Texte écrit pour le concours "#Stéphanoisfiers"

Sainté tu me rends fou, (je t'aime moi non plus)..


     Les Verts, la Mine, Manufrance, le chanteur aux biscottos là.. eh oui, Lavilliers bien sûr. Saint Étienne pour moi c'était à peu près ça.
     La mine ça me parle. Je suis originaire de Motherwell dans le North Lanarkshire à vingt kms au sud-est de Glasgow. Le plus gros gisement de minerai de fer à ciel ouvert d'Europe, trois fonderies et des milliers d'emplois dans les activités connexes. Ça c'était avant Thatcher. Des mines de charbon aussi dans tous les villages autour qui se sont peu à peu épuisées après guerre. Mon grand-père maternel était mineur à douze ans, mort quand j'avais deux ans de la silicose. Je ne me souviens pas de lui mais ma mère me racontait des anecdotes à son sujet.

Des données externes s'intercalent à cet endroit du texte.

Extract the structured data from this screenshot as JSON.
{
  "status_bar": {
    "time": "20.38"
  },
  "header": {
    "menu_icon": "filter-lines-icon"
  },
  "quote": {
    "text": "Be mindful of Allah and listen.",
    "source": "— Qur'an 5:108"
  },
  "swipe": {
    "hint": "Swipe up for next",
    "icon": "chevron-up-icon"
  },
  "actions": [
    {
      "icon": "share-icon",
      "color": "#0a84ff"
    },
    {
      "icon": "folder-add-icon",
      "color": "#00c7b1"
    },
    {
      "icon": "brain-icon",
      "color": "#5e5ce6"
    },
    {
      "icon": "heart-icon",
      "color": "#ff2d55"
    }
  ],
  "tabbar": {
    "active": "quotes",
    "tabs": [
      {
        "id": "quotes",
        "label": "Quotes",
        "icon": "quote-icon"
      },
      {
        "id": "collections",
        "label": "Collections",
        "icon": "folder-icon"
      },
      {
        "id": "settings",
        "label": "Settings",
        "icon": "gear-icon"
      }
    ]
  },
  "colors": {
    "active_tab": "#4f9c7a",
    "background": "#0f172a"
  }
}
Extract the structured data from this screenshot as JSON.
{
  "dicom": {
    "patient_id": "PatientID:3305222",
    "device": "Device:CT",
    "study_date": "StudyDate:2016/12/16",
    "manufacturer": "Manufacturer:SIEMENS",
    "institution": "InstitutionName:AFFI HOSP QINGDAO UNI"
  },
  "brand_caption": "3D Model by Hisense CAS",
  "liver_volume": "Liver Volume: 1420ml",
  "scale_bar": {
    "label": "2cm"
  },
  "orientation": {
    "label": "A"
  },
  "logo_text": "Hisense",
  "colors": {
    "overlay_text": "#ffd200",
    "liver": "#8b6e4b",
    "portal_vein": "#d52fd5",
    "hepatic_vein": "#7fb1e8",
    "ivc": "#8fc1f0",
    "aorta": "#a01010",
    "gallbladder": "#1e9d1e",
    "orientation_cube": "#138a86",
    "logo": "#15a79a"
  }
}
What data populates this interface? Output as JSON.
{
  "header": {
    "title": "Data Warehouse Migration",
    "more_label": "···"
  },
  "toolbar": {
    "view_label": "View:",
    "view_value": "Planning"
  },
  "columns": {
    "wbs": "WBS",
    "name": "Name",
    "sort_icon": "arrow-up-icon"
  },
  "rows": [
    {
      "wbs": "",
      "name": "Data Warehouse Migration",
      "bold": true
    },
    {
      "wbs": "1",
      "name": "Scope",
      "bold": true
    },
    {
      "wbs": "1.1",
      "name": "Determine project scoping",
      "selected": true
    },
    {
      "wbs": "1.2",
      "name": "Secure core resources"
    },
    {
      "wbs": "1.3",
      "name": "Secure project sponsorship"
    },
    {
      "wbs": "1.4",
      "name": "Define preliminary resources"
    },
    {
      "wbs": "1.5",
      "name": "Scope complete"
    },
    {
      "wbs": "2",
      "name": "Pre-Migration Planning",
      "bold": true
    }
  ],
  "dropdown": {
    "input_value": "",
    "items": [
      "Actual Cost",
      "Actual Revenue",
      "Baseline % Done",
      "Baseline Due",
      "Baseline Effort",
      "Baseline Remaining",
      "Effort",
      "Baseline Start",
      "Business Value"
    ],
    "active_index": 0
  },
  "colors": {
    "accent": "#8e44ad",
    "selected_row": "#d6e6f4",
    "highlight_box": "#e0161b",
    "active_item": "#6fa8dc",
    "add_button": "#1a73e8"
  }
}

     Le foot aussi ça me parle. Dans la famille on est Glasgow Celtic. Non pas ceux des poteaux carrés qui ont battu les Verts en finale en soixante-seize, eux c'est les Glasgow Rangers, leurs couleurs, rouge blanc et bleu. Nous c'est le maillot vert et blanc avec un écusson en or pour rappeler la terre de nos ancêtres et une coupe d'Europe gagnée en mille neuf cent soixante sept. Les irlandais sont arrivés en masse en Écosse durant la famine des années dix-huit cent soixante et jusque dans les années vingts. Ils se faisaient cracher dessus dans la rue me disait ma grand-mère et un grand nombre d'entre eux ne parlaient pas l'anglais.
     J'étais donc curieux et excité de venir pour la première fois à Saint Étienne. Par un coup de bol extraordinaire mon groupe de musique avait été sélectionné pour jouer en clôture le dimanche à dix-huit heures, au festival «  Les roches Celtiques  ». Le festival se déroule au lieu dit «  les Condamines  »* tout près de St Victor sur Loire. Les balances* étaient prévues à midi. La veille nous avions joué à St Pal de Mons à trente kms de là et la fête s'était prolongée jusqu'à 6 h du matin, mais on est arrivés quand même à l'heure prévue. Les organisateurs nous avaient réservé des chambres au Cheval Noir, un hôtel situé rue François Gillot dans le centre ville de Sainté (depuis notre arrivé sur site j'avais vite compris que personne ici ne disait  St Étienne), et une fois les balances terminées, vu qu'on avait du temps à perdre, on a décidé de s'y rendre pour faire une courte sieste. cinq cents kms la veille et une mega fête-concert, on en avait besoin tous les trois.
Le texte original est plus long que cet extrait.